Q1. Write a program that takes a string input and removes all whitespace and converts it to lowercase.

In [18]:
string = "AB C D EF G"
print(string.lower().replace(" ",""))

abcdefg


Q2. Write a program to count the number of words in a sentence.

In [19]:
sentence = "My name is Sujit Chaudhary"
words = sentence.split()
print("Number of words in the sentence:", len(words))

Number of words in the sentence: 5


Q3. Write a function to check whether a string is a palindrome.

In [20]:
def is_palindrome(s):
    s = s.lower().replace(" ", "")
    return s == s[::-1]
print(is_palindrome("ABBA"))
print(is_palindrome("Hello"))

True
False


Q4. Write a program to find and replace all instances of the word “AI” with “Artificial Intelligence”.

In [21]:
string = "AI"
print(string.replace("AI", "Artificial Intelligence"))

Artificial Intelligence


### Summary

**String manipulation in Python** is the process of transforming, processing, and analyzing text data using built-in methods and techniques.

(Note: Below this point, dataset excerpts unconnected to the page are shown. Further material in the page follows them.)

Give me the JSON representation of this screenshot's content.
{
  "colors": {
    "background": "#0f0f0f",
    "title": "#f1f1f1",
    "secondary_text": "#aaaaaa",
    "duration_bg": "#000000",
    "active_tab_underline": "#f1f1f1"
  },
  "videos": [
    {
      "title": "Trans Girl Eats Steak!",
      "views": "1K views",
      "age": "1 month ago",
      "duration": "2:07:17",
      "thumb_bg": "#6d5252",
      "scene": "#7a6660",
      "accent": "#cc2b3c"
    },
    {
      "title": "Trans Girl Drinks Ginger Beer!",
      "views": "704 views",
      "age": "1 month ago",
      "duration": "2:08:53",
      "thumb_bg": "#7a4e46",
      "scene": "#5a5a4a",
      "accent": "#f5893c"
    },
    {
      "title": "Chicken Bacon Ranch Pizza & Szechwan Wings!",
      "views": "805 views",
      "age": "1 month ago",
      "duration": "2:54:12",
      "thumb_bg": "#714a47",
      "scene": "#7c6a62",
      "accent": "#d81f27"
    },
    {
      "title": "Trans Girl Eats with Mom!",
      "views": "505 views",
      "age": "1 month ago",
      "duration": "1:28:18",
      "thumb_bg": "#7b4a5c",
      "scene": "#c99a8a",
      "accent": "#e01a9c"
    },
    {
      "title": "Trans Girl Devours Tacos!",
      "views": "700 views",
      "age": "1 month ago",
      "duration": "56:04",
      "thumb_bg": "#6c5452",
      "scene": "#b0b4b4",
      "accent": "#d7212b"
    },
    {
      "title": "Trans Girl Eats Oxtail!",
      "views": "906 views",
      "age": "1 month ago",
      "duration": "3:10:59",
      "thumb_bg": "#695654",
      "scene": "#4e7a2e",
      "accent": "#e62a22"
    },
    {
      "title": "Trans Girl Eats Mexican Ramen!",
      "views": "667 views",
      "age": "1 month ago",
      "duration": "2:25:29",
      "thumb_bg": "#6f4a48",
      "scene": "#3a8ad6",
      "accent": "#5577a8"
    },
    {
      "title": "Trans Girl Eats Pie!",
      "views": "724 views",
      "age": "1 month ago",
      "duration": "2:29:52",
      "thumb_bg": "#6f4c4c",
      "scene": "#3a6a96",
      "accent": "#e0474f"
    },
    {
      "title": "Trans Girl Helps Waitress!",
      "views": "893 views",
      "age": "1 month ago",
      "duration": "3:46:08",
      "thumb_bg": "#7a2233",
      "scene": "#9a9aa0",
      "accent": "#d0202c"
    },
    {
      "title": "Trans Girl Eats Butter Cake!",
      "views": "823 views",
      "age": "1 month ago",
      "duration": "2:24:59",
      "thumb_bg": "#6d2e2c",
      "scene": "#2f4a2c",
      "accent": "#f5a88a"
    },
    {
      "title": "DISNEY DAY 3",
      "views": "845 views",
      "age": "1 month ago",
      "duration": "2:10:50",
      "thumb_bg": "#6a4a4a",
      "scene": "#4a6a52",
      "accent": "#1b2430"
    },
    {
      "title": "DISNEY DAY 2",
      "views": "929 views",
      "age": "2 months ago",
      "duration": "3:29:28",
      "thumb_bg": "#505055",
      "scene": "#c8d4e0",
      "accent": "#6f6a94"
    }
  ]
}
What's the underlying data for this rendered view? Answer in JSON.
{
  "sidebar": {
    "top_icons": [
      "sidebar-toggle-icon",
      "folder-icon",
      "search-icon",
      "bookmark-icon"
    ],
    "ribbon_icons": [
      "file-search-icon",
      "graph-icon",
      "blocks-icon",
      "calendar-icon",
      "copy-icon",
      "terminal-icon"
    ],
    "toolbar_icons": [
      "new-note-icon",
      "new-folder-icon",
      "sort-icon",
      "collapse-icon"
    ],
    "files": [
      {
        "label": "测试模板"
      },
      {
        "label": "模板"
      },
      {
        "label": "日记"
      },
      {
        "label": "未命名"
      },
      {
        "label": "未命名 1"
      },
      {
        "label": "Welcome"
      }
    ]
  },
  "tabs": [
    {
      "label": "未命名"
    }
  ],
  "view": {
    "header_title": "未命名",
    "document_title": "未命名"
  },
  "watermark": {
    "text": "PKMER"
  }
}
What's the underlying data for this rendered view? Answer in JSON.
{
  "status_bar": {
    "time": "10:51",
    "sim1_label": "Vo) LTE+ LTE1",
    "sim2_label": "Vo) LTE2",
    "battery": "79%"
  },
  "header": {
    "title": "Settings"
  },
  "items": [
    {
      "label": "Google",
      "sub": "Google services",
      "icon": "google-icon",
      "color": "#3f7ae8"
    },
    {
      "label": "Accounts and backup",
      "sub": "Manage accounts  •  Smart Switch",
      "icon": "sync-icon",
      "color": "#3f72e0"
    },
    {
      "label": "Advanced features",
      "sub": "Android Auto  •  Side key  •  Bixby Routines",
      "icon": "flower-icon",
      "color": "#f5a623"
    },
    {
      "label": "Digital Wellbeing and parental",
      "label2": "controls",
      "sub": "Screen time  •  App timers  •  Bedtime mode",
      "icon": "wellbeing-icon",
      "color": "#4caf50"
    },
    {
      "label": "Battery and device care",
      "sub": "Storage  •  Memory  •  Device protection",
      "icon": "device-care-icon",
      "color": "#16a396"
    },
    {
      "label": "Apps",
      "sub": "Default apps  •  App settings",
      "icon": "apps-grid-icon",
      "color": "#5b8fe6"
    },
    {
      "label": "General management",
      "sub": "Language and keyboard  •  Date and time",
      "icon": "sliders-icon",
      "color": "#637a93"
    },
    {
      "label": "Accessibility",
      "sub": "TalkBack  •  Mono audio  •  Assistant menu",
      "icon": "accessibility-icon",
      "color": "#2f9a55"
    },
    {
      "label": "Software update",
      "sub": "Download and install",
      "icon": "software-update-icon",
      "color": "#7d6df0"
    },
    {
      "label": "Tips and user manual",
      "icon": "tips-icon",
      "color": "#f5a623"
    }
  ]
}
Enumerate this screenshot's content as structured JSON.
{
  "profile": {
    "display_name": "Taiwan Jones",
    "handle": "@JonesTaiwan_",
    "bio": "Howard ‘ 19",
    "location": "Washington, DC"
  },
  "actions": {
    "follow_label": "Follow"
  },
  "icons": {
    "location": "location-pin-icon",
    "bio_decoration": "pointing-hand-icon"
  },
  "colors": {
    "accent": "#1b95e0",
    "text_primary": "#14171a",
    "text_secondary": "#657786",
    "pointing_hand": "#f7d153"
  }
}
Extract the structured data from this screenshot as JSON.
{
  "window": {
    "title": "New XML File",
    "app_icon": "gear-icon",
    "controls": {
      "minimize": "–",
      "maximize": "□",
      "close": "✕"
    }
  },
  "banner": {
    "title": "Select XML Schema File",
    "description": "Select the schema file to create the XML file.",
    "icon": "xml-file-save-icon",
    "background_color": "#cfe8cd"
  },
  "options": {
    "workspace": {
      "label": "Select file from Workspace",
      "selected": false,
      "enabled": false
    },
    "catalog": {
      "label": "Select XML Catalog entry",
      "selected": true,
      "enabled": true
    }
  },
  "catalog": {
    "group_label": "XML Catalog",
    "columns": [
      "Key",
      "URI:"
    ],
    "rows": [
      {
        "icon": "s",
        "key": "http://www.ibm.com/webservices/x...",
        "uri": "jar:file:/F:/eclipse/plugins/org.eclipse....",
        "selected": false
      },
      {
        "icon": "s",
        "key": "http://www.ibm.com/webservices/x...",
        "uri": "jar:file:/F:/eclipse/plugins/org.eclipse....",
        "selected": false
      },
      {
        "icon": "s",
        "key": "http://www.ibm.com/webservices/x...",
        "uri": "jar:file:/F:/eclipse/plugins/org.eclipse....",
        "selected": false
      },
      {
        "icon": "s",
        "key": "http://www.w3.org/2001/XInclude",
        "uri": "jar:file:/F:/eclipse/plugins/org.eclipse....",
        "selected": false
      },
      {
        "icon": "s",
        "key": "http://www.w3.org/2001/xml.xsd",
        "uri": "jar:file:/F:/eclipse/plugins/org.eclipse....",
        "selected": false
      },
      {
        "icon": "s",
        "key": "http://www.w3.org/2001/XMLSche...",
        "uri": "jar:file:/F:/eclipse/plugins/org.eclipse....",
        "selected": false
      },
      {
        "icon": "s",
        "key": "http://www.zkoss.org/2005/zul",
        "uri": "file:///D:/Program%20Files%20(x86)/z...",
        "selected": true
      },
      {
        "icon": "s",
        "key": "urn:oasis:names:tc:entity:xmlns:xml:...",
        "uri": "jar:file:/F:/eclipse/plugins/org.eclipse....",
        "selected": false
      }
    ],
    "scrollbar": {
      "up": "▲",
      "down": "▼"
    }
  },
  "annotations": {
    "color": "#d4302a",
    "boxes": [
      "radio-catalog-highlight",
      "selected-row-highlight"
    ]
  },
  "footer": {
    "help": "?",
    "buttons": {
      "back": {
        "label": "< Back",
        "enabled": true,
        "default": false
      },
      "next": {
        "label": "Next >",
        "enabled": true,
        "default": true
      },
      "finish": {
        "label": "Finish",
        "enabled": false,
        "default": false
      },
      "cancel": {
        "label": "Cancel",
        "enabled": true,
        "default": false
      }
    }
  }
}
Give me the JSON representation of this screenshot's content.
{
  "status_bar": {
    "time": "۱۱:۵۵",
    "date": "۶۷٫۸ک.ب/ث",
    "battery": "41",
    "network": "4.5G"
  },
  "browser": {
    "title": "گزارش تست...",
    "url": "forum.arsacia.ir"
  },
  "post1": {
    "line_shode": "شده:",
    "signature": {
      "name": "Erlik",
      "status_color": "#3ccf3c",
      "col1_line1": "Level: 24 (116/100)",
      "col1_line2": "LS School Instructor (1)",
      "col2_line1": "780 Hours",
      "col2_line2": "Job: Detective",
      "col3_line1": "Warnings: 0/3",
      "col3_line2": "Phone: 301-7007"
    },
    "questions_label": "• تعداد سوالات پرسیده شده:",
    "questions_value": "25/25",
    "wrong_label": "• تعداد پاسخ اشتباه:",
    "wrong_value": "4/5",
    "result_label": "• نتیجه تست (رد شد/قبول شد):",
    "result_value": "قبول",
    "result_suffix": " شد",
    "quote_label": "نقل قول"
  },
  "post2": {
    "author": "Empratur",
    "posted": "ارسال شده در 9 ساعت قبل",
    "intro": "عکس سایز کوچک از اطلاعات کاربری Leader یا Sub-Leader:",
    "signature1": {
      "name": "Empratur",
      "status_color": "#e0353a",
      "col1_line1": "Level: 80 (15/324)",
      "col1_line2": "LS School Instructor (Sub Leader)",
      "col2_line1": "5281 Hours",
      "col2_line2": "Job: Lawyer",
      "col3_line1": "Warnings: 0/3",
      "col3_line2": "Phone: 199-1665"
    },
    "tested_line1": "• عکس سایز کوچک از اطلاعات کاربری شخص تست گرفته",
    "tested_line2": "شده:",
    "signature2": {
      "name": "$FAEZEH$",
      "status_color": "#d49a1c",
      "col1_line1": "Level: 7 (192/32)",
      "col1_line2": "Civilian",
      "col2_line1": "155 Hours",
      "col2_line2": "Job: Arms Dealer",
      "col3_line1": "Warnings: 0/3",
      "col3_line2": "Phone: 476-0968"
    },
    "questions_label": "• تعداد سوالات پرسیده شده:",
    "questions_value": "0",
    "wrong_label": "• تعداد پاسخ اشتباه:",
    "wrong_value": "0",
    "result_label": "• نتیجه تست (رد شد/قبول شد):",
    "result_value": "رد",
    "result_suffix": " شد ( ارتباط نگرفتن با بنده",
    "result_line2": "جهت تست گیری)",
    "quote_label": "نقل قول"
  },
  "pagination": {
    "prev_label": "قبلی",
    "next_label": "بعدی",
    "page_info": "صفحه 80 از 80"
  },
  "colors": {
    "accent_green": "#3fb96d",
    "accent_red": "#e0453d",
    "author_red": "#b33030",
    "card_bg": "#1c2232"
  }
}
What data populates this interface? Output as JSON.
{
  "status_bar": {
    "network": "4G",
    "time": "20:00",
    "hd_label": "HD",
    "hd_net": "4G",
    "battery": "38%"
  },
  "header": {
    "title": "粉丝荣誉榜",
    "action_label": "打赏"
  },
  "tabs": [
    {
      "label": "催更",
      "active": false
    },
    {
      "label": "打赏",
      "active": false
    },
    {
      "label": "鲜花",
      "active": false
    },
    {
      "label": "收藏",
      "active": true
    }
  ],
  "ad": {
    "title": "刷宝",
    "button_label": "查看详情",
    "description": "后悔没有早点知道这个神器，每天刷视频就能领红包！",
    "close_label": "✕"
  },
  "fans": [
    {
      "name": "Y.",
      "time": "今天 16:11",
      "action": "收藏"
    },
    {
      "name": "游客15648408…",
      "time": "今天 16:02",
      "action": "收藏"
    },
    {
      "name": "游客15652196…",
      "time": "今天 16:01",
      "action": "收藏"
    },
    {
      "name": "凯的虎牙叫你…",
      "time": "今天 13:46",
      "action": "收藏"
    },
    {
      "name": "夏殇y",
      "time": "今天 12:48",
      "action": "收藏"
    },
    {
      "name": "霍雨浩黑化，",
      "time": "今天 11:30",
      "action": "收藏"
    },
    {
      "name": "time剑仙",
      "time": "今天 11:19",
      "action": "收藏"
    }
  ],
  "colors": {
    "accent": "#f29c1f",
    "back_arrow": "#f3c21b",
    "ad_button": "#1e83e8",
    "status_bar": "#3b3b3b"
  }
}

Strings are **immutable sequences of characters**, and Python provides a rich set of tools to work with them efficiently.

Common operations include:

- Accessing and slicing text using indices
- Changing case (e.g., `upper()`, `lower()`, `title()`)
- Trimming whitespace and cleaning input
- Replacing, splitting, and joining strings
- Checking membership and string properties (`isalpha()`, `isdigit()`)
- Formatting dynamic text using `f-strings`
- Aligning text or converting characters (`ord()`, `chr()`)

These skills are **essential in AI/ML workflows**, especially in **Natural Language Processing (NLP)**, where raw text must be cleaned and standardized before use. Whether you're removing punctuation, extracting keywords, or tokenizing sentences, string manipulation ensures that the data fed into your models is clean and consistent.

For any AI/ML engineer, **string manipulation is the foundation** of working with real-world, unstructured data — powering everything from chatbots and sentiment analysis to data scraping and document classification.